Une nouvelle étude, qui paraîtra dans l’édition 2019 de la revue Astrobiology, suggère une possibilité pour le moins audacieuse : peut-être que des explosions stellaires ont contribué à tuer ces géants des profondeurs. Selon Adrian Melott, l’auteur principal de l’étude et professeur de physique et d’astronomie à l’Université du Kansas (USA), une supernova à proximité (ou peut-être une chaîne de plusieurs supernovas) a coïncidé avec le début de cette grande extinction, qui a débarrassé le monde de la plupart de la vie marine de l’époque.
Vous aimerez également : VIDÉO. Des plongeurs rencontrent une créature marine surprenante qui ressemble à un tube géant
En effet, si ces explosions stellaires étaient suffisamment fortes et proches de la Terre, elles auraient pu la submerger de radiations stellaires, augmentant ainsi l’incidence des taux de mutation et des cancers dans la faune terrestre, pendant des centaines d’années.
Melott explique dans la nouvelle étude que plus l’animal était gros, plus il était susceptible d’absorber ces radiations, ce qui diminuait considérablement son espérance de survie. « Nous avons estimé que le taux de cancer dans ces conditions augmentait d’environ 50% pour un animal de la taille d’un être humain, et plus l’animal était gros, plus cela empirait », a déclaré Melott. « Pour un éléphant ou une baleine, la dose de rayonnement augmentait considérablement », a-t-il ajouté.
Melott et ses collègues ont fondé une grande partie de leur hypothèse sur une série d’études datant de 2016, qui ont mis en lumière la découverte des traces de l’isotope fer 60 (une variante radioactive du fer, ayant une demi-vie d’environ 2.6 millions d’années) dans d’anciens dépôts de fonds marins sur Terre. En effet, si ces isotopes radioactifs s’étaient formés avec la Terre, ils seraient « partis depuis longtemps maintenant », a déclaré Melott. Ils ont donc dû « pleuvoir sur nous » il y a plusieurs millions d’années.
Des scientifiques qui ont écrit l’un des articles de 2016 ont lié ces isotopes à une série de supernovas apparues il y a 8.7 à 1.7 millions d’années, et qui étaient situées à environ 325 années-lumière de la Terre. Selon Melott, il s’agit d’une distance suffisamment éloignée pour empêcher de telles explosions de causer des dommages sérieux à notre planète, mais suffisamment proche pour que la Terre soit toujours sur le chemin d’un rayonnement cosmique.
Une partie de ce rayonnement aurait pris la forme de muons : des particules lourdes, semblables à des électrons, qui se forment lorsque les rayons cosmiques entrent en collision avec d’autres particules de l’atmosphère de notre planète.
Selon Melott, comme un muon est « deux cent fois plus massif » qu’un électron, il est également plus susceptible de pénétrer jusqu’à des centaines de kilomètres sous terre, ou dans les profondeurs de l’océan. De ce fait, si de grandes quantités de muons ont commencé à atteindre la Terre et les océans, provenant des retombées d’une supernova proche, des créatures marines de grande taille auraient potentiellement pu entrer en contact avec d’énormes quantités de ces particules radioactives. Melott et ses collègues expliquent que « la radiation résultante pourrait avoir provoqué des mutations, des cancers et de très nombreuses morts ».

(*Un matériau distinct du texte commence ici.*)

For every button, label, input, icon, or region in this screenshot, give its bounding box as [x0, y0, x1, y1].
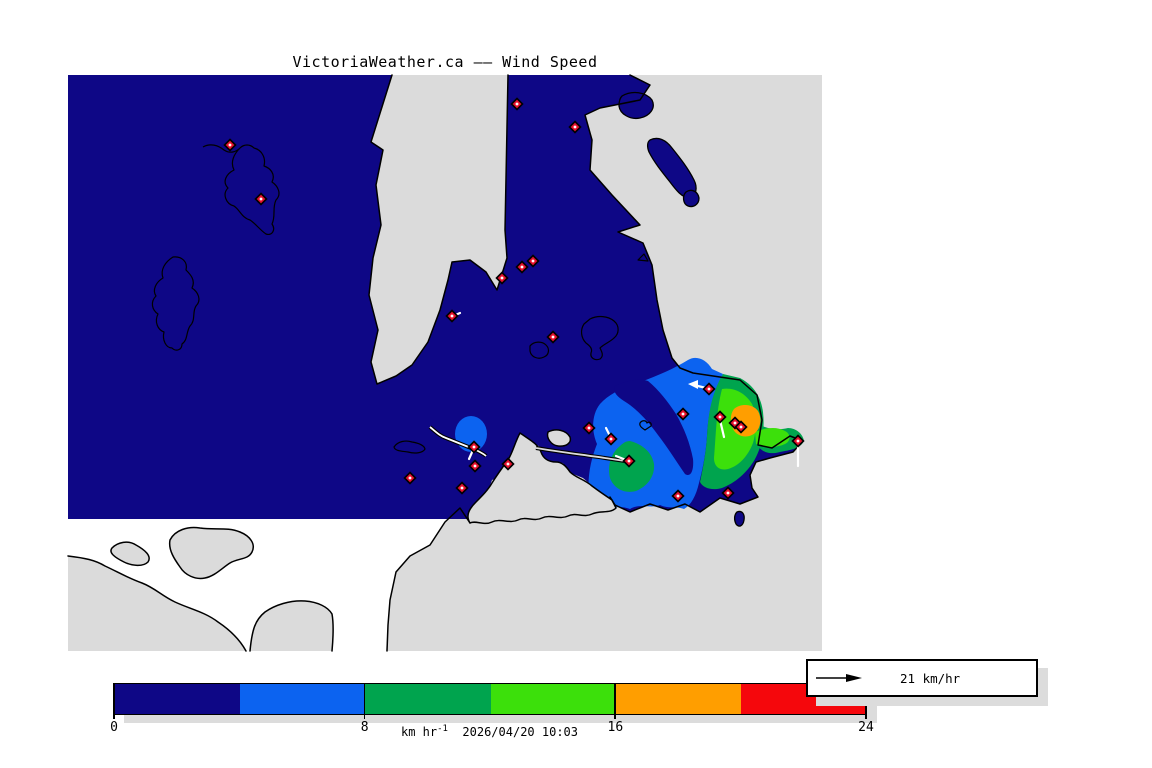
- island-ne-3: [682, 189, 700, 208]
- units-label: km hr: [400, 725, 438, 739]
- island-outline-kidney: [529, 341, 550, 359]
- coastline-east: [584, 74, 804, 513]
- island-ne-1: [618, 91, 654, 120]
- station-marker-center: [472, 445, 476, 449]
- coastline-southwest: [386, 507, 471, 652]
- colorbar-segment-4: [615, 684, 741, 714]
- land-bottom-center: [250, 600, 334, 651]
- wind-vane-arrowhead: [688, 380, 698, 389]
- station-marker-center: [531, 259, 535, 263]
- island-sw-small: [110, 541, 150, 567]
- station-marker-center: [587, 426, 591, 430]
- station-marker-center: [707, 387, 711, 391]
- station-marker-center: [739, 425, 743, 429]
- station-marker-center: [718, 415, 722, 419]
- island-outline-west: [151, 256, 200, 351]
- colorbar-segment-3: [490, 684, 616, 714]
- coastline-bottom-center: [249, 600, 334, 652]
- station-marker-center: [551, 335, 555, 339]
- station-marker-center: [676, 494, 680, 498]
- land-bottom-left: [68, 556, 246, 651]
- island-outline-blob: [580, 315, 619, 361]
- station-marker-center: [473, 464, 477, 468]
- station-marker-center: [408, 476, 412, 480]
- channel-water: [429, 426, 487, 457]
- colorbar: [114, 683, 867, 715]
- station-marker-center: [627, 459, 631, 463]
- spit-land: [535, 447, 626, 462]
- island-trial: [733, 510, 745, 527]
- inlet-wedge: [369, 75, 508, 384]
- station-marker-center: [450, 314, 454, 318]
- colorbar-units: km hr-1 2026/04/20 10:03: [114, 724, 865, 739]
- timestamp: 2026/04/20 10:03: [462, 725, 578, 739]
- station-marker-center: [609, 437, 613, 441]
- wind-legend: 21 km/hr: [806, 659, 1038, 697]
- station-marker-center: [460, 486, 464, 490]
- units-exponent: -1: [437, 724, 448, 734]
- station-marker-center: [681, 412, 685, 416]
- contour-green-esquimalt: [609, 441, 655, 492]
- station-marker-center: [733, 421, 737, 425]
- station-marker-center: [520, 265, 524, 269]
- colorbar-segment-2: [365, 684, 491, 714]
- wind-legend-label: 21 km/hr: [900, 670, 961, 686]
- colorbar-segment-0: [115, 684, 241, 714]
- island-outline-tiny: [639, 420, 652, 431]
- station-marker-center: [726, 491, 730, 495]
- station-marker-center: [515, 102, 519, 106]
- station-marker-center: [259, 197, 263, 201]
- land-royal-roads: [546, 429, 572, 447]
- contour-navy-saddle: [614, 379, 694, 476]
- colorbar-segment-1: [240, 684, 366, 714]
- station-marker-center: [573, 125, 577, 129]
- station-marker-center: [500, 276, 504, 280]
- land-albert-head: [467, 432, 617, 525]
- page-title: VictoriaWeather.ca —— Wind Speed: [292, 53, 598, 71]
- island-outline-saltspring: [202, 144, 280, 235]
- coastline-bottom-left: [67, 555, 247, 652]
- station-markers-layer: [223, 97, 805, 503]
- wind-arrow-icon: [816, 674, 862, 682]
- station-marker-center: [796, 439, 800, 443]
- coastline-inlet-wedge: [368, 74, 509, 385]
- station-marker-center: [506, 462, 510, 466]
- island-outline-triangle: [637, 253, 649, 262]
- island-outline-elongated: [393, 440, 426, 454]
- station-marker-center: [228, 143, 232, 147]
- island-sw-large: [168, 526, 254, 580]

Cet apport accru en radiations cosmiques, associé à d’autres facteurs connus tels que le changement climatique, aurait pu être l’un des éléments clé de ces changements, qui ont condamné les géants marins de la Terre.
Melott a ajouté que la preuve de l’explosion d’une supernova à proximité de la Terre était simplement « une autre pièce du puzzle ». Le puzzle étant les raisons se cachant derrière l’extinction de la mégafaune marine du Pliocène. Dans tous les cas, les chercheurs souhaitent poursuivre leurs études et mener des recherches complémentaires afin d’en apprendre davantage sur cette extinction de masse.